The .apply above, unfortunately, cannot be ommitted, because ana has a context bound on F, i.e., F[_] : Functor, which is desugared into an implicit parameter list. So if you write ana(stackCoalgebra)(5), Scala will try to match 5 with the implicit parameter, Functor[F], which will give a compilation error.

Catamorphism

Previously given an integer n, we unfold it into a stack structure representing the computation of the factorial of n. Now we need to fold it back into an integer, the factorial of n. To do so we can use catamorphism, which is a generalized fold.

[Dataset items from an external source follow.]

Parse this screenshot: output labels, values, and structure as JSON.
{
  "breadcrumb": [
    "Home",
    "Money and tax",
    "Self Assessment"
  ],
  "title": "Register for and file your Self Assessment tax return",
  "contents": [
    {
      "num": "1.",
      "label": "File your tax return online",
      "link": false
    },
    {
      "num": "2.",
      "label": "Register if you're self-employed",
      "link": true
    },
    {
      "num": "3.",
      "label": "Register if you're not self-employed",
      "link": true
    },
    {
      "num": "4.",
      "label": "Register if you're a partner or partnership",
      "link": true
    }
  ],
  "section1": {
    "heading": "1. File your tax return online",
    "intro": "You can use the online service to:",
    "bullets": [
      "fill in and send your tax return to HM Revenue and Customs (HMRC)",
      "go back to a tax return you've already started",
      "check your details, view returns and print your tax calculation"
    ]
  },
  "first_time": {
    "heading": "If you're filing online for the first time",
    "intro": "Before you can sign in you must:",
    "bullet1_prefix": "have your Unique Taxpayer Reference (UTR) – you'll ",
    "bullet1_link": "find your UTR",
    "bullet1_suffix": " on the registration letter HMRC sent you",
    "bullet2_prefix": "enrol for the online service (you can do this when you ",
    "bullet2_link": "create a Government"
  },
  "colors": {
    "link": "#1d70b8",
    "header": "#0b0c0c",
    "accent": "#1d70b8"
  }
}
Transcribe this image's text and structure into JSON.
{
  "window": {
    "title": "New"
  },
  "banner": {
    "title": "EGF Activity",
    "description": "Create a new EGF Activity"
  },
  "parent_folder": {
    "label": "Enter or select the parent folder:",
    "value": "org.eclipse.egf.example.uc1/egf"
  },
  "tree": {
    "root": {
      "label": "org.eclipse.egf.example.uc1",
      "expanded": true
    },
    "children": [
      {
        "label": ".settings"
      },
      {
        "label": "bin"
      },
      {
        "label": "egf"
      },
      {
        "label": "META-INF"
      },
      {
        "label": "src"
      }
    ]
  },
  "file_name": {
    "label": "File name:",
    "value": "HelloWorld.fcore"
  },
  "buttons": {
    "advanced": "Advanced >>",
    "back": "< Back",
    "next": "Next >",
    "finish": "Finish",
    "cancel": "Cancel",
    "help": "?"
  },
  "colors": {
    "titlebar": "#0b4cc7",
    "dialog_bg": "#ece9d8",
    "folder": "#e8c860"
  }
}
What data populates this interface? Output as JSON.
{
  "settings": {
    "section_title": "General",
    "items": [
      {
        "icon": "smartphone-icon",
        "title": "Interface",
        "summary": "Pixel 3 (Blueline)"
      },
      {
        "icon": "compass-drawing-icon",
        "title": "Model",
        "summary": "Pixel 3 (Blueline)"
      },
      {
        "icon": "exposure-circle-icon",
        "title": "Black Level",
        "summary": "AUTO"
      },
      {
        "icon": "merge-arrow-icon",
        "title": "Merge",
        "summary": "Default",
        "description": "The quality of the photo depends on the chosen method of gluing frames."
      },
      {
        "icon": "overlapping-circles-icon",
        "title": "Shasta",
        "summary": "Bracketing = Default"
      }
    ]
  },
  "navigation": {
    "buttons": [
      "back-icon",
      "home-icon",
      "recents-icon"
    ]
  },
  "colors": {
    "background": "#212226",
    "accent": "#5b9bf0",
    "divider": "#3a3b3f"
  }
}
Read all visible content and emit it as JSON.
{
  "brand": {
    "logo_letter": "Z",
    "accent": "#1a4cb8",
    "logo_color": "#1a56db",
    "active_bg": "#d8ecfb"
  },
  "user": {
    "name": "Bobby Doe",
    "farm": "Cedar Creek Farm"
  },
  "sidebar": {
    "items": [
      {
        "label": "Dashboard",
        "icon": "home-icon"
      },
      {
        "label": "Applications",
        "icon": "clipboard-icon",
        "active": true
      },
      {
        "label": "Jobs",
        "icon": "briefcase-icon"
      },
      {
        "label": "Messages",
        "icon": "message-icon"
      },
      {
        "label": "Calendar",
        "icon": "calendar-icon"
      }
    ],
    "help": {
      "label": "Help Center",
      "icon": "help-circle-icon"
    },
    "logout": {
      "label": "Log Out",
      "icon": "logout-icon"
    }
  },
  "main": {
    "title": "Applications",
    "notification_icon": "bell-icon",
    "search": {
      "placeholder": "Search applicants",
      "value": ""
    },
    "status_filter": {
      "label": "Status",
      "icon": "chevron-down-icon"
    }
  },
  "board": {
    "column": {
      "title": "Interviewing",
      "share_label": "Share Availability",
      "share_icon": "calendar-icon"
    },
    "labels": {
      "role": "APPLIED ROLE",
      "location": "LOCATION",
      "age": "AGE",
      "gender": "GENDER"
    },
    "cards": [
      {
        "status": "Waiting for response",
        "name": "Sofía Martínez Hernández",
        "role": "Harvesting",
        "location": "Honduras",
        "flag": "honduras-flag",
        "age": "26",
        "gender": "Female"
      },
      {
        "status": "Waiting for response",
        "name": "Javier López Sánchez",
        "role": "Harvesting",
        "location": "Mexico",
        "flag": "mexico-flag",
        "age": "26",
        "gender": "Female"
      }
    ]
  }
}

Let’s first have a look at what it’s like to fold the stack using explicit recursion:

// Explicit recursion with StackR
def foldStackR: StackR => Int = {
  case DoneR(result) => result
  case MoreR(acc, next) => foldStackR(acc) * next
}

// Explicit recursion with Fix[Stack]
def foldFixStack: Fix[Stack] => Int =
  _.unfix match {
    case Done(result) => result
    case More(fix, next) => foldFixStack(fix) * next
  }

(unfoldStackR andThen foldStackR)(5)
// res2: Int = 120

(ana(stackCoalgebra) andThen foldFixStack)(5)
// res3: Int = 120

Catamorphism is the dual of anamorphism, and can be implemented by reversing the arrows in ana:

// Type F[A] => A is also known as Algebra.
def cata[F[_] : Functor, A](f: F[A] => A): Fix[F] => A =
  fix => f(fix.unfix map cata(f))

As with ana, we only need to provide an algebra, F[A] => A, and the recursion is taken care of by cata. The algebra for folding the stack would be

val stackAlgebra: Stack[Int] => Int = {
  case Done(result) => result
  case More(acc, next) => acc * next
}

(ana(stackCoalgebra) andThen cata(stackAlgebra))(5)
// res4: Int = 120

Hylomorphism

Hylomorphism is the composition of anamorphism and catamorphism, and can be implemented simply as

def hyloSimple[F[_] : Functor, A, B](f: F[B] => B)(g: A => F[A]): A => B =
  ana(g) andThen cata(f)

hyloSimple first uses ana to build a potentially large structure, before using cata to tear it down. Alternatively, we can implement hylomorphism directly without using ana or cata, which “fuses” the anamorphism and the catamorphism, meaning at no time do we have a large Fix structure in memory.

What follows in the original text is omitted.